１ポインティング入力手段２音声入力手段３オブジェクト情報格納部４操作対象保持部５ポインティングイベントテーブル６音声イベントテーブル７履歴保持部８統合解釈部９処理実行部２１入力判定部２２ポインティングイベント単独処理部２３ポインティング情報獲得部２４同定処理部２５処理決定部 1 Pointing Input Means 2 Voice Input Means 3 Object Information Storage Section 4 Operation Target Holding Section 5 Pointing Event Table 6 Voice Event Table 7 History Holding Section 8 Integrated Interpretation Section 9 Processing Execution Section 21 Input Judgment Section 22 Pointing Event Independent Processing Section 23 Pointing Information acquisition unit 24 Identification processing unit 25 Processing determination unit

───────────────────────────────────────────────────── フロントページの続き (51)Int.Cl.⁶ 識別記号庁内整理番号ＦＩ技術表示箇所Ｇ１０Ｌ 3/00 ５３１Ｄ 9379−5Ｈ ─────────────────────────────────────────────────── ─── Continuation of the front page (51) Int.Cl. ⁶ Identification code Internal reference number FI technical display location G10L 3/00 531 D 9379-5H

Claims

[Claims]

1. An object information storage unit that stores the position and characteristic information of each operation target object, an operation target holding unit that stores information about the current operation target object, and a history holding unit that stores an input history.
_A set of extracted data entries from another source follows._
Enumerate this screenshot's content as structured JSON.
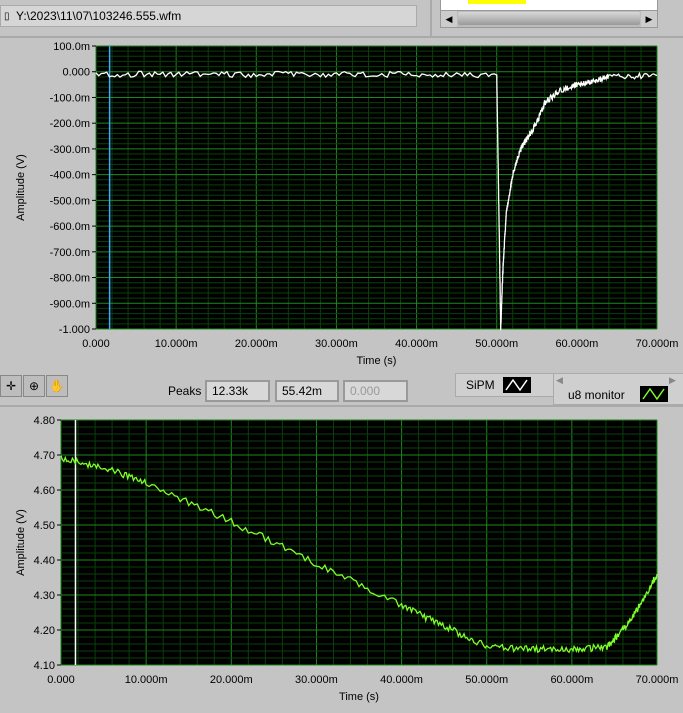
{
  "file_path": "Y:\\2023\\11\\07\\103246.555.wfm",
  "toolbar": {
    "cursor_tool": "cursor-move-icon",
    "zoom_tool": "zoom-icon",
    "pan_tool": "hand-icon"
  },
  "peaks": {
    "label": "Peaks",
    "values": [
      "12.33k",
      "55.42m",
      "0.000"
    ]
  },
  "legend": {
    "sipm": "SiPM",
    "u8": "u8 monitor"
  },
  "colors": {
    "plot_bg": "#000000",
    "grid": "#117711",
    "trace_top": "#ffffff",
    "trace_bottom": "#7dff2a"
  },
  "chart_data": [
    {
      "type": "line",
      "xlabel": "Time (s)",
      "ylabel": "Amplitude (V)",
      "xlim": [
        0,
        0.07
      ],
      "ylim": [
        -1.0,
        0.1
      ],
      "xticks": [
        "0.000",
        "10.000m",
        "20.000m",
        "30.000m",
        "40.000m",
        "50.000m",
        "60.000m",
        "70.000m"
      ],
      "yticks": [
        "100.0m",
        "0.000",
        "-100.0m",
        "-200.0m",
        "-300.0m",
        "-400.0m",
        "-500.0m",
        "-600.0m",
        "-700.0m",
        "-800.0m",
        "-900.0m",
        "-1.000"
      ],
      "grid": true,
      "cursor_x": 0.0017,
      "series": [
        {
          "name": "SiPM",
          "x": [
            0,
            0.01,
            0.02,
            0.03,
            0.04,
            0.05,
            0.0502,
            0.0505,
            0.0508,
            0.0512,
            0.052,
            0.053,
            0.054,
            0.055,
            0.056,
            0.058,
            0.06,
            0.062,
            0.064,
            0.07
          ],
          "y": [
            -0.01,
            -0.01,
            -0.01,
            -0.01,
            -0.01,
            -0.012,
            -0.4,
            -1.0,
            -0.75,
            -0.55,
            -0.4,
            -0.3,
            -0.25,
            -0.2,
            -0.12,
            -0.07,
            -0.05,
            -0.04,
            -0.02,
            -0.015
          ]
        }
      ]
    },
    {
      "type": "line",
      "xlabel": "Time (s)",
      "ylabel": "Amplitude (V)",
      "xlim": [
        0,
        0.07
      ],
      "ylim": [
        4.1,
        4.8
      ],
      "xticks": [
        "0.000",
        "10.000m",
        "20.000m",
        "30.000m",
        "40.000m",
        "50.000m",
        "60.000m",
        "70.000m"
      ],
      "yticks": [
        "4.80",
        "4.70",
        "4.60",
        "4.50",
        "4.40",
        "4.30",
        "4.20",
        "4.10"
      ],
      "grid": true,
      "cursor_x": 0.0017,
      "series": [
        {
          "name": "u8 monitor",
          "x": [
            0,
            0.005,
            0.01,
            0.02,
            0.03,
            0.04,
            0.045,
            0.05,
            0.055,
            0.06,
            0.064,
            0.066,
            0.068,
            0.07
          ],
          "y": [
            4.69,
            4.665,
            4.62,
            4.51,
            4.39,
            4.27,
            4.21,
            4.155,
            4.145,
            4.145,
            4.15,
            4.2,
            4.27,
            4.36
          ]
        }
      ]
    }
  ]
}
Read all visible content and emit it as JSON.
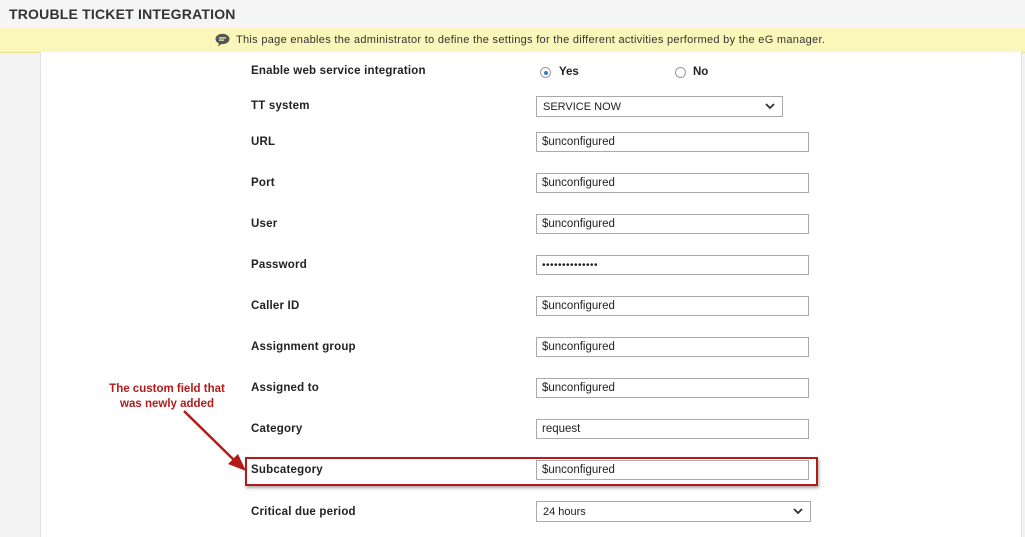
{
  "header": {
    "title": "TROUBLE TICKET INTEGRATION"
  },
  "info": {
    "message": "This page enables the administrator to define the settings for the different activities performed by the eG manager."
  },
  "form": {
    "enable_label": "Enable web service integration",
    "enable_options": {
      "yes": "Yes",
      "no": "No",
      "selected": "Yes"
    },
    "tt_system_label": "TT system",
    "tt_system_value": "SERVICE NOW",
    "url_label": "URL",
    "url_value": "$unconfigured",
    "port_label": "Port",
    "port_value": "$unconfigured",
    "user_label": "User",
    "user_value": "$unconfigured",
    "password_label": "Password",
    "password_value": "••••••••••••••",
    "caller_label": "Caller ID",
    "caller_value": "$unconfigured",
    "group_label": "Assignment group",
    "group_value": "$unconfigured",
    "assigned_label": "Assigned to",
    "assigned_value": "$unconfigured",
    "category_label": "Category",
    "category_value": "request",
    "subcategory_label": "Subcategory",
    "subcategory_value": "$unconfigured",
    "critical_label": "Critical due period",
    "critical_value": "24 hours"
  },
  "annotation": {
    "line1": "The custom field that",
    "line2": "was newly added",
    "color": "#b31b1b"
  }
}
Section, a pointing event table that describes processing that should be performed according to pointing input, a voice event table that describes processing that should be performed according to a voice input pattern, and input data received from pointing input means and voice input means, An input determination unit that distributes processing according to input data; a pointing event independent processing unit that receives only pointing input data from the input determination unit and refers to the pointing event table to determine a processing to be executed; The voice input data and poi The list of pointing input data is received, the number of pointing expressions in the voice input data is compared with the number of pointing input data, and if the pointing input data is less, the missing pointing information is acquired and the pointing input is performed. The pointing information acquisition unit to be added to the data list, and the pointing input data list and the voice input data are received, and the semantic representation in the voice input data and the pointing data in the pointing input data list are compared in the order of appearance to obtain the semantic representation. If they match, the identification processing unit that replaces the semantic expression with pointing data, the processing determination unit that receives the semantic expression after the identification processing and determines the processing to be executed by referring to the voice event table, and the determined processing Execute and the result is the object Multimodal input analyzing system characterized by comprising a processing execution section to be reflected in the storage unit and the operation target holding unit.

2. The lacking pointing information is acquired by determining whether the latest input data in the history holding unit is pointing input, and the object information in the operation target holding unit appears first in the voice input data. 2. The multimodal input analysis system according to claim 1, wherein the multimodal input analysis system is performed by checking whether or not the specified expression is satisfied and whether or not the next input is a pointing input in this order, and finding the corresponding data.

3. The multimodal input analysis system according to claim 2, wherein when the corresponding data is found, the data is added to the pointing input data list.